The Government of India has notified the Electoral Bond Scheme 2018 Sale by Authorised Branches of State Bank of India (SBI) during July 01-10, 2021
- An electoral bond is like a promissory note that can be bought by any Indian citizen or company incorporated in India from select branches of State Bank of India.
- The citizen or corporate can then donate the same to any eligible political party of his/her choice.
- The bonds are similar to bank notes that are payable to the bearer on demand and are free of interest.
- An individual or party will be allowed to purchase these bonds digitally or through cheque.
- The electoral bonds were introduced with the Finance Bill (2017). On January 29, 2018 NDA government notified the Electoral Bond Scheme 2018.
How to use electoral bonds?
The bonds will be issued in multiples of Rs 1,000, Rs 10,000, Rs 100,000 and Rs 1 crore (the range of a bond is between Rs 1,000 to Rs 1 crore). These will be available at some branches of SBI. A donor with a KYC-compliant account can purchase the bonds and can then donate them to the party or individual of their choice. Now, the receiver can encash the bonds through the party’s verified account. The electoral bond will be valid only for fifteen days.
Electoral bonds: Conditions
1. Any party that is registered under section 29A of the Representation of the Peoples Act, 1951 and has secured at least one per cent of the votes polled in the most recent General elections or Assembly elections is eligible to receive electoral bonds. The party will be allotted a verified account by the Election Commission of India (ECI) and the electoral bond transactions can be made only through this account.
2. The electoral bonds will not bear the name of the donor. Thus, the political party might not be aware of the donor’s identity.
Are electoral bonds taxable?
In February 2017, the then finance minister Arun Jaitley said that the donations would be tax deductible. Hence, a donor will get a deduction and the recipient, or the political party, will get tax exemption, provided returns are filed by the political party.
Why were electoral bonds introduced in India?
According to government, electoral bonds were being introduced to ensure that all the donations made to a party would be accounted for in the balance sheets without exposing the donor details to the public.
The government said that electoral bonds would keep a tab on the use of black money for funding elections. In the absence of electoral bonds, donors would have no option but to donate by cash after siphoning off money from their businesses, the government said.
Previous System of funding
- Before the budget of 2017, if a political party got a donation of less than Rs. 20,000 from a donor, then it was not mandatory to reveal the source of fund.
- This rule was misused and near about all the political parties said that they received 90% of their political fund in the denomination of less than Rs. 20000.
- So a huge amount of black money was generated and used in the election campaigning.
- On the basis of the recommendation of the Election Commission, in Budget 2017 the government reduced the limit of anonymous donation to Rs. 2000 only.
- The concept of Electoral bonds was introduced in the Finance Bill 2017, and was facilitated through multiple amendments in the Finance Act 2017.
- The Communist Party of India (Marxist) and the NGO Association for Democratic Reforms (ADR) had moved to the SC against the electoral bonds.
- They argued, ordinary citizens will not know who is donating how much to which political party, and it would add to the woes of the Indian democracy.
- It may also tilt the balance in favour of one political party.

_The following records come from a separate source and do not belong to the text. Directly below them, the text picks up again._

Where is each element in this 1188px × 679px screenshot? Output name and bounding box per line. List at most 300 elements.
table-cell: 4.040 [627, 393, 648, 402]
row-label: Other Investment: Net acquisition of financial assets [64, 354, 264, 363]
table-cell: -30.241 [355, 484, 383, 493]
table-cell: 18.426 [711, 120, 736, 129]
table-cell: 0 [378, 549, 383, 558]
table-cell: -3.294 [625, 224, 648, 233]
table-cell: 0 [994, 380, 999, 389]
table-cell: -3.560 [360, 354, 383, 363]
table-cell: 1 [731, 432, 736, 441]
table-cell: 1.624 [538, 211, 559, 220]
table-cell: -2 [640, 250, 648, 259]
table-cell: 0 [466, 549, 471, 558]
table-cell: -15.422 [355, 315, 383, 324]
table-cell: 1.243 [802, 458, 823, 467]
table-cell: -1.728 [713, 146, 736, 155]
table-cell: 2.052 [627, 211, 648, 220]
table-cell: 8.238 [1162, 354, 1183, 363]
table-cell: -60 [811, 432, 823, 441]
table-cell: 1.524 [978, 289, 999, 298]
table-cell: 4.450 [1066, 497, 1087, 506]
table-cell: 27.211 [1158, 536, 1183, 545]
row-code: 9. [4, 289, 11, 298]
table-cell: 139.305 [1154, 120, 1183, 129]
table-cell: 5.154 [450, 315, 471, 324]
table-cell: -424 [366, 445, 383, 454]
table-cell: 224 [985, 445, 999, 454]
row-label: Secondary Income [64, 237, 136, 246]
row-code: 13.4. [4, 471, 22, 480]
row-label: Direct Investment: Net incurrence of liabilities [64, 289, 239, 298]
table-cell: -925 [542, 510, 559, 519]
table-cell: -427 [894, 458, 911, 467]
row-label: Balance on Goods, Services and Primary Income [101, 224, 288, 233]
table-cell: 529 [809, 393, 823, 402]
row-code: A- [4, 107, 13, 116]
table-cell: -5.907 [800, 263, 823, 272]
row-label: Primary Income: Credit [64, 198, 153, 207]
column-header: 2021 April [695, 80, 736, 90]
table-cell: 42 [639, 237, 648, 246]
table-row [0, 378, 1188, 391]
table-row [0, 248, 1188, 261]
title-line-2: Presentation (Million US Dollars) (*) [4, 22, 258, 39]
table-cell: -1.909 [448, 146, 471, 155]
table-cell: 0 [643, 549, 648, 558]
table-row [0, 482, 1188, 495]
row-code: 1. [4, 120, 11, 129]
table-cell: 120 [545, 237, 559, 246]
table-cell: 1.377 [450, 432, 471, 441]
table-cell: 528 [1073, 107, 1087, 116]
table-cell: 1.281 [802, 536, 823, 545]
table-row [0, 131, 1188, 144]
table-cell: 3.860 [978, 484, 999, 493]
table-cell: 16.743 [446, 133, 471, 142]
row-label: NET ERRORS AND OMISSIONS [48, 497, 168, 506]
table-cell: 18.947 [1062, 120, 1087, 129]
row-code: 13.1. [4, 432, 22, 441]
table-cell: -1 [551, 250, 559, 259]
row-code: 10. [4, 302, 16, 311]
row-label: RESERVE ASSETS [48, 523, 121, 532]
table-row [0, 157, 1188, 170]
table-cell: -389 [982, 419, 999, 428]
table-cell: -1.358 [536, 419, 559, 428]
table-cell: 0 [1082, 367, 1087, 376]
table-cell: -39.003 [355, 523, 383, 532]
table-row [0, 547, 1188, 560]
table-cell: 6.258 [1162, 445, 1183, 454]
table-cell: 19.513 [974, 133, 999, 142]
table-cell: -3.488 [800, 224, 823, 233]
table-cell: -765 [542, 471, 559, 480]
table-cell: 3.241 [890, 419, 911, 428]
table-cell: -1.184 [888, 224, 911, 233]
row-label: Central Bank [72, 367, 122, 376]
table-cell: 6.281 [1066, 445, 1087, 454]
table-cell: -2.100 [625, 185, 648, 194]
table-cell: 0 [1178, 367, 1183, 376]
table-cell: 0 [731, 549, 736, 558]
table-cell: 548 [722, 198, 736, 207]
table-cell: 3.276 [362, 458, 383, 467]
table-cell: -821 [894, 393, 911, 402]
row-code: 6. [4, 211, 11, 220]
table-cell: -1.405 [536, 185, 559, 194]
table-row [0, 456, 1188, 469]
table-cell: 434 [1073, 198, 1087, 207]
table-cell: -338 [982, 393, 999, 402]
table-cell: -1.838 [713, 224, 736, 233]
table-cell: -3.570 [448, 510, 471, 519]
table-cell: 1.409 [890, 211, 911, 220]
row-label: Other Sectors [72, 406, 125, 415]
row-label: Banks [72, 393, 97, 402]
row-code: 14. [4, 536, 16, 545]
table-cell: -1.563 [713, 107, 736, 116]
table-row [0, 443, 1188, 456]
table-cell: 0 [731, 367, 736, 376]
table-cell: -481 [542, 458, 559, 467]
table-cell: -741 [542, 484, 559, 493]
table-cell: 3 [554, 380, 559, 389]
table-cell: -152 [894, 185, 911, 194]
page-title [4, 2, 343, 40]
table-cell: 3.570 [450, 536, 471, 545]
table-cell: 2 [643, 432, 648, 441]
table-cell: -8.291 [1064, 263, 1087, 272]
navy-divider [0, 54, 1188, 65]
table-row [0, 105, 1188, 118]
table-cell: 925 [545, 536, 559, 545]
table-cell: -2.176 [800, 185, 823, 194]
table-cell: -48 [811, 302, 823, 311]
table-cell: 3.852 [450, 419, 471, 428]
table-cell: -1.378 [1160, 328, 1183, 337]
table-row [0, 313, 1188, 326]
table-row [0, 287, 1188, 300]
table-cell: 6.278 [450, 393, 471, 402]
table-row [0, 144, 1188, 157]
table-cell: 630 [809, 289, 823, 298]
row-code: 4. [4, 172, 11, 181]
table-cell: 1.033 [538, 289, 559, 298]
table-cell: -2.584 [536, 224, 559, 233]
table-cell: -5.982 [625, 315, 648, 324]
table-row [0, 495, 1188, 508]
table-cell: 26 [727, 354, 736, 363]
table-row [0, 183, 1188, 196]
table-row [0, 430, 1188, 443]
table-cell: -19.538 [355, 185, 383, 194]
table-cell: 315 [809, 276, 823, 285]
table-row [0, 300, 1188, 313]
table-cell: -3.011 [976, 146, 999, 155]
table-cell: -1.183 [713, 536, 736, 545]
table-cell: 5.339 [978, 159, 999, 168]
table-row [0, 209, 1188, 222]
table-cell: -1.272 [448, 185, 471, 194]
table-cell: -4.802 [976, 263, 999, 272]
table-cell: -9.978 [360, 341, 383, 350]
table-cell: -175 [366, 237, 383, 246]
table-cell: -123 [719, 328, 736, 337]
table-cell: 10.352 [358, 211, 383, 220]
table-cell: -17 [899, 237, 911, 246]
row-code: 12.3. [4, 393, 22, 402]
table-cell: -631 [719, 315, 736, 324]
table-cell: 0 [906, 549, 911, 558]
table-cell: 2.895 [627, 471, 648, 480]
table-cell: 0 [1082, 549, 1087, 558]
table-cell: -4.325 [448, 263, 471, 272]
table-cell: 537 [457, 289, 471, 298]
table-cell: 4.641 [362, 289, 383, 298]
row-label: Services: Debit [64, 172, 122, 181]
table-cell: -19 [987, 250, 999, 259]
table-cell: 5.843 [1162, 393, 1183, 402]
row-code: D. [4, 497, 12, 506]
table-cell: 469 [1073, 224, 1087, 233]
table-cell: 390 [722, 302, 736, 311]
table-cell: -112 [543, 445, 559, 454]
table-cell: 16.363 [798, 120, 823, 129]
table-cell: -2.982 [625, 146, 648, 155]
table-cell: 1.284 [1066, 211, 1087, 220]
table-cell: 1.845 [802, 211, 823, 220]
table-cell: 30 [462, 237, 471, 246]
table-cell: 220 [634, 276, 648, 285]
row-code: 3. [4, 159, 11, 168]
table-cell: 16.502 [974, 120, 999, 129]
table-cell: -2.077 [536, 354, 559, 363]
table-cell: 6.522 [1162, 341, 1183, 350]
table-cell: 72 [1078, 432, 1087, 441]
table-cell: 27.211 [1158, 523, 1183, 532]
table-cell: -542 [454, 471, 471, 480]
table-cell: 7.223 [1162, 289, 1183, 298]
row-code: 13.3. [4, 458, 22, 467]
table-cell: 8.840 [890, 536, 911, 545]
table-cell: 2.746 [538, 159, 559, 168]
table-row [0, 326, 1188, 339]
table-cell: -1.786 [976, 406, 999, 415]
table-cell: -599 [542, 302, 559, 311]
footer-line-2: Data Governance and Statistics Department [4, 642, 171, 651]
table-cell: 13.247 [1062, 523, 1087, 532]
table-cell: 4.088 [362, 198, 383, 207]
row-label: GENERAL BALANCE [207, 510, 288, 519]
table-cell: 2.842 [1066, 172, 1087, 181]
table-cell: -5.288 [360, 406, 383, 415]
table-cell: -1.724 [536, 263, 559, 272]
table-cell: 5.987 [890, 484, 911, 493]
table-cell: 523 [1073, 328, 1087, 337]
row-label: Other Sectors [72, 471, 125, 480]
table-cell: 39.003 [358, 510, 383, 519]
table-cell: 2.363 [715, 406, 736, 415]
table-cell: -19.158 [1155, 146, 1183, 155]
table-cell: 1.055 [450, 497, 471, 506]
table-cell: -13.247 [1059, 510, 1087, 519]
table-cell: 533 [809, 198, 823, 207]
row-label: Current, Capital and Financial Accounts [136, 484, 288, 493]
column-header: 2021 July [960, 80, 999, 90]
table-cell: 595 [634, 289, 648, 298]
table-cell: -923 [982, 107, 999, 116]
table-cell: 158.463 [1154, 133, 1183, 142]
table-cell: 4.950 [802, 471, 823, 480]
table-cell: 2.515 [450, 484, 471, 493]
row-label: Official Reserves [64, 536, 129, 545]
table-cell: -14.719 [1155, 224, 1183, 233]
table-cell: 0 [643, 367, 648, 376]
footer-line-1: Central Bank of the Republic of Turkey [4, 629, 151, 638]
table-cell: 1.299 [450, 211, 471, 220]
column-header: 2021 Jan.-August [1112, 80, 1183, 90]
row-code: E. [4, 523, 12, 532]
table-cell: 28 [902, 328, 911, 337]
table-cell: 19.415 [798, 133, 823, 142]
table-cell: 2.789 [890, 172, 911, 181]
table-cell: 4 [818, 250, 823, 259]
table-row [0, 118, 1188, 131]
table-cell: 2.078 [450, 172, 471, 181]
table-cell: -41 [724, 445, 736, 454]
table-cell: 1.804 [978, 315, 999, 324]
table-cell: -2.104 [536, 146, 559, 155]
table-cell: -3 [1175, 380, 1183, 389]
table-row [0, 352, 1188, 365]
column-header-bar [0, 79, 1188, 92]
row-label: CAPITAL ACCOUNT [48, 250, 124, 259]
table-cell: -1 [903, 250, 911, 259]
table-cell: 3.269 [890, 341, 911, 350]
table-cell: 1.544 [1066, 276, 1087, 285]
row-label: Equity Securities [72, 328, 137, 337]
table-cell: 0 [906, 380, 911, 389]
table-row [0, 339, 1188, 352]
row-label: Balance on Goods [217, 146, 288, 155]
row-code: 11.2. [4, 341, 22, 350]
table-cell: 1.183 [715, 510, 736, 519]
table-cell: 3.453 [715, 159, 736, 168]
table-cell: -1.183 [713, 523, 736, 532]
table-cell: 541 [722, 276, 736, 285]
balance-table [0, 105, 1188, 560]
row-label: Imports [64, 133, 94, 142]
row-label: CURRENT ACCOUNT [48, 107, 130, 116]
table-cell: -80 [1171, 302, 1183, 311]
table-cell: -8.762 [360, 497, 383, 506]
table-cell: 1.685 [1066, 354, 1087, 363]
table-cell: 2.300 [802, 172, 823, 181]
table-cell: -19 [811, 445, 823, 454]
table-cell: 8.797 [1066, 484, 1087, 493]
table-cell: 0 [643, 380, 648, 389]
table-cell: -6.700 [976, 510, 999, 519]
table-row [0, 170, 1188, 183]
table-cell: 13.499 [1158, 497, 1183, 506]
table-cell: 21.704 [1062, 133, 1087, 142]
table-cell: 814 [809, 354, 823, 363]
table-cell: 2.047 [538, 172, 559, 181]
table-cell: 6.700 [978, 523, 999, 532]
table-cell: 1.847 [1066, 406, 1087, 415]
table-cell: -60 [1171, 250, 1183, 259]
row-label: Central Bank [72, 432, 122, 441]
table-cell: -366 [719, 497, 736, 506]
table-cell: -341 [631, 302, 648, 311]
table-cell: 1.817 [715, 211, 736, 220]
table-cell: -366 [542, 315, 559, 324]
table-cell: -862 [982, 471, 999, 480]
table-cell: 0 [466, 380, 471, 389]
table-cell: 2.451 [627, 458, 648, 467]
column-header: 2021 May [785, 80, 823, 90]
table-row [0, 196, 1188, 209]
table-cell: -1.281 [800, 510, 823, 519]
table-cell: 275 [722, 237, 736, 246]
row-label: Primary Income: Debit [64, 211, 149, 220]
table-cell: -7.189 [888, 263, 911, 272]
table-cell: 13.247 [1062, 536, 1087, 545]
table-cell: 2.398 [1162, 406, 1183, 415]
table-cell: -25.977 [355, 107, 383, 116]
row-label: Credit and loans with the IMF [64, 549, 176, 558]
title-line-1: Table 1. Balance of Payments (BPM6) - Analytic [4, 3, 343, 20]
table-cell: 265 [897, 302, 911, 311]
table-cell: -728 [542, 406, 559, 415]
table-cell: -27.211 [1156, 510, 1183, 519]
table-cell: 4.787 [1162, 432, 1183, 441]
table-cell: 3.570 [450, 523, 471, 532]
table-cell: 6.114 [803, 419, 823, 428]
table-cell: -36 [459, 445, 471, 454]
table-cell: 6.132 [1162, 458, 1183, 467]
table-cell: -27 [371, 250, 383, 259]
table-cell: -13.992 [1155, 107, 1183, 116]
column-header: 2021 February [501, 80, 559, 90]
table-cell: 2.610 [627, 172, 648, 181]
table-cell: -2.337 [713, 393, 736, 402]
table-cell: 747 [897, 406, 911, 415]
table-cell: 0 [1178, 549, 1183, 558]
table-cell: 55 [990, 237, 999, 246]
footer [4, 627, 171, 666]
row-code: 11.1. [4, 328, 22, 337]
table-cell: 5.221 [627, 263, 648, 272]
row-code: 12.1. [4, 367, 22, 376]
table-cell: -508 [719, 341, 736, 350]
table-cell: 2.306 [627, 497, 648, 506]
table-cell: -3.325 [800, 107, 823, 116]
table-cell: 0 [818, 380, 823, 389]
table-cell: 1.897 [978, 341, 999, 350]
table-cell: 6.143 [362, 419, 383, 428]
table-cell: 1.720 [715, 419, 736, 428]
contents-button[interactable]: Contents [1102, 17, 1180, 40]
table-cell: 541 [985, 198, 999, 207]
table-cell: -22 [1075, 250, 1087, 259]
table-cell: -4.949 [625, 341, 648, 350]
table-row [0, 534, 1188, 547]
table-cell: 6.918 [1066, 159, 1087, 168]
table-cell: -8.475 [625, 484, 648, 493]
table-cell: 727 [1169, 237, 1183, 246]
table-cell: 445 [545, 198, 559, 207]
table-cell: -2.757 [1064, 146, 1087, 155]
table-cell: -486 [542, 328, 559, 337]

For example, in FY 2018, the ruling party received 95% of the total bonds
- Private corporate interests may take precedence over the needs and rights of the people of the State in policy considerations.
Supreme Court’s stand
- According to SC, if the identity of the buyers of electoral bonds is not known, the efforts of the government to curtail black money in elections would be “futile”.
- It has directed the Finance Ministry to reduce window of purchasing electoral bonds.
- It has directed all political parties to furnish receipts of funding received through electoral bonds and details of identity of donors in a sealed cover to the Election Commission.
Central Governments stand
- Electoral Bond Scheme is an alternative to cash donations to ensure transparency in political funding, and check the use of black money for funding elections.
- Political party have to file returns before the EC as to how much money has come through electoral bonds, which will provide
- The right of the buyer to purchase bonds without having to disclose his preference of political party is in furtherance of his right to privacy.
- Keeping the identity of the donor anonymous is also an extension to his right to vote in secret ballot.
- Allegations that nobody would know about the donors is wrong, as the Income Tax department will have access to this information.
It can be said that the release of electoral bonds will restrict the generation of black money up to some extent. But the rule that identity of the donors will be kept confidential may make futile the exercise to eliminate black money, as it may just end up making Black money White.